When examining the impact of the epidemic among Native American communities, the epidemic must be considered in relation to the size of the Native American population in a specific community, not solely as compared with the size of the epidemic in other racial/ethnic populations. Services to Native gay men and Two Spirit people must be tailored to their specific needs and the cultural affiliations with which they identify.
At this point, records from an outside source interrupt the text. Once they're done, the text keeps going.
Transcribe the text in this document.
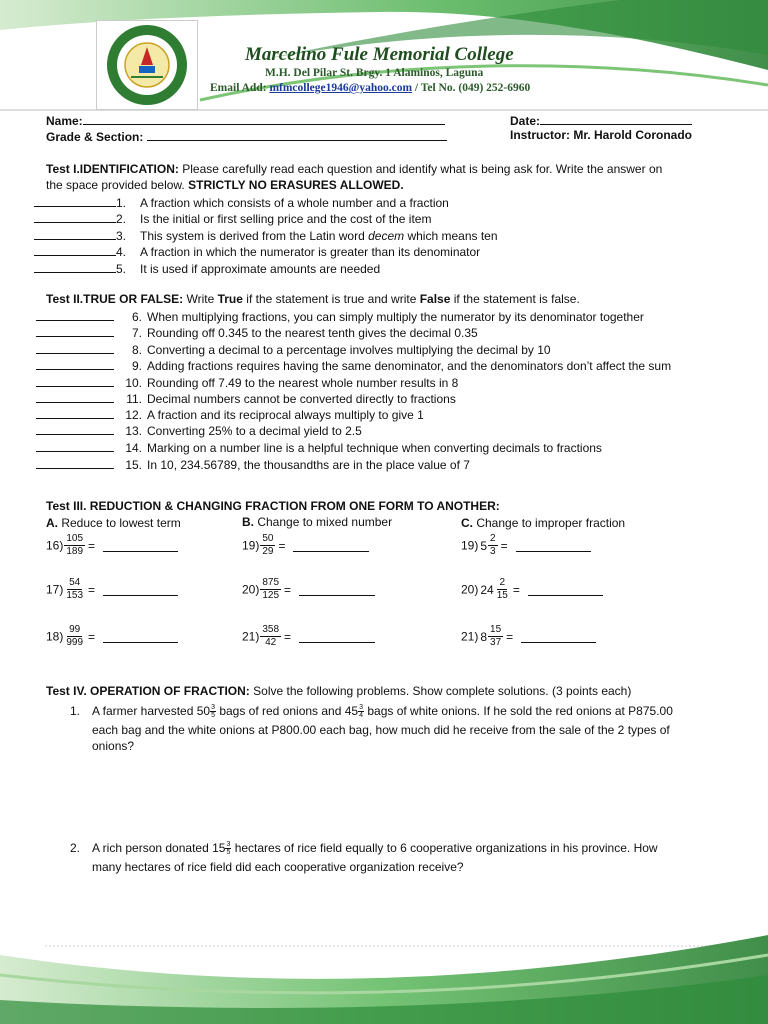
Marcelino Fule Memorial College
M.H. Del Pilar St. Brgy. 1 Alaminos, Laguna
Email Add: mfmcollege1946@yahoo.com / Tel No. (049) 252-6960
Name:
Grade & Section:
Date:
Instructor: Mr. Harold Coronado
Test I.IDENTIFICATION: Please carefully read each question and identify what is being ask for. Write the answer on
the space provided below. STRICTLY NO ERASURES ALLOWED.
1. A fraction which consists of a whole number and a fraction
2. Is the initial or first selling price and the cost of the item
3. This system is derived from the Latin word decem which means ten
4. A fraction in which the numerator is greater than its denominator
5. It is used if approximate amounts are needed
Test II.TRUE OR FALSE: Write True if the statement is true and write False if the statement is false.
6. When multiplying fractions, you can simply multiply the numerator by its denominator together
7. Rounding off 0.345 to the nearest tenth gives the decimal 0.35
8. Converting a decimal to a percentage involves multiplying the decimal by 10
9. Adding fractions requires having the same denominator, and the denominators don’t affect the sum
10. Rounding off 7.49 to the nearest whole number results in 8
11. Decimal numbers cannot be converted directly to fractions
12. A fraction and its reciprocal always multiply to give 1
13. Converting 25% to a decimal yield to 2.5
14. Marking on a number line is a helpful technique when converting decimals to fractions
15. In 10, 234.56789, the thousandths are in the place value of 7
Test III. REDUCTION & CHANGING FRACTION FROM ONE FORM TO ANOTHER:
A. Reduce to lowest term	B. Change to mixed number	C. Change to improper fraction
$16) \frac{105}{189}$ =
$17) \frac{54}{153}$ =
$18) \frac{99}{999}$ =
$19) \frac{50}{29}$ =
$20) \frac{875}{125}$ =
$21) \frac{358}{42}$ =
19) $5 \frac{2}{3}$ =
20) $24 \frac{2}{15}$ =
21) $8 \frac{15}{37}$ =
Test IV. OPERATION OF FRACTION: Solve the following problems. Show complete solutions. (3 points each)
1. A farmer harvested $50 \frac{3}{5}$ bags of red onions and $45 \frac{3}{4}$ bags of white onions. If he sold the red onions at P875.00
each bag and the white onions at P800.00 each bag, how much did he receive from the sale of the 2 types of
onions?
2. A rich person donated $15 \frac{3}{5}$ hectares of rice field equally to 6 cooperative organizations in his province. How
many hectares of rice field did each cooperative organization receive?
How Health Departments Are Addressing HIV/AIDS among Native Gay Men and Two Spirit People
As a result of NASTAD’s work with the NANG and the GMHEWG, NASTAD offers several recommendations to health departments for addressing the impact of HIV/AIDS among Native gay men and Two Spirit people:
- Let Data Drive Funding Decisions
- Include Native Gay Men and Two Spirit People in HIV/AIDS Planning Groups and Councils
- Support Native Gay and Two Spirit People’s Organizations and Communities
- Offer Culturally-Appropriate Services
- Break Down Bureaucratic Silos
- Build Public Health Capacity to Work Effectively with Native Gay Men and Two Spirit People and Connect with Tribal Leaders
- Implement Strategies In Social Networks
- Use New Tools to Effectively Communicate the Impact on Native Gay Men and Two Spirit People
In the Native Gay Men and Two Spirit People and HIV/AIDS and Viral Hepatitis Programs and Services issue brief, several health departments that have specifically partnered with Native gay men and Two Spirit people in their communities offer strategies they are using to address HIV and viral hepatitis, including conducting needs assessments specifically focused on Native gay men and Two Spirit people, ensuring the participation of Native gay men and Two Spirit people in planning groups, adapting effective interventions to make them culturally appropriate for Native gay men and Two Spirit people, and providing training for tribal leaders on Native gay men and Two Spirit people.
NASTAD was pleased to work with several Native gay men and Two Spirit people who participate in the NANG and contributed to the development of the issue brief. We must listen to and honor the voices of Native gay men and Two Spirit people as we do this work, and partner with them to develop programming to serve their communities.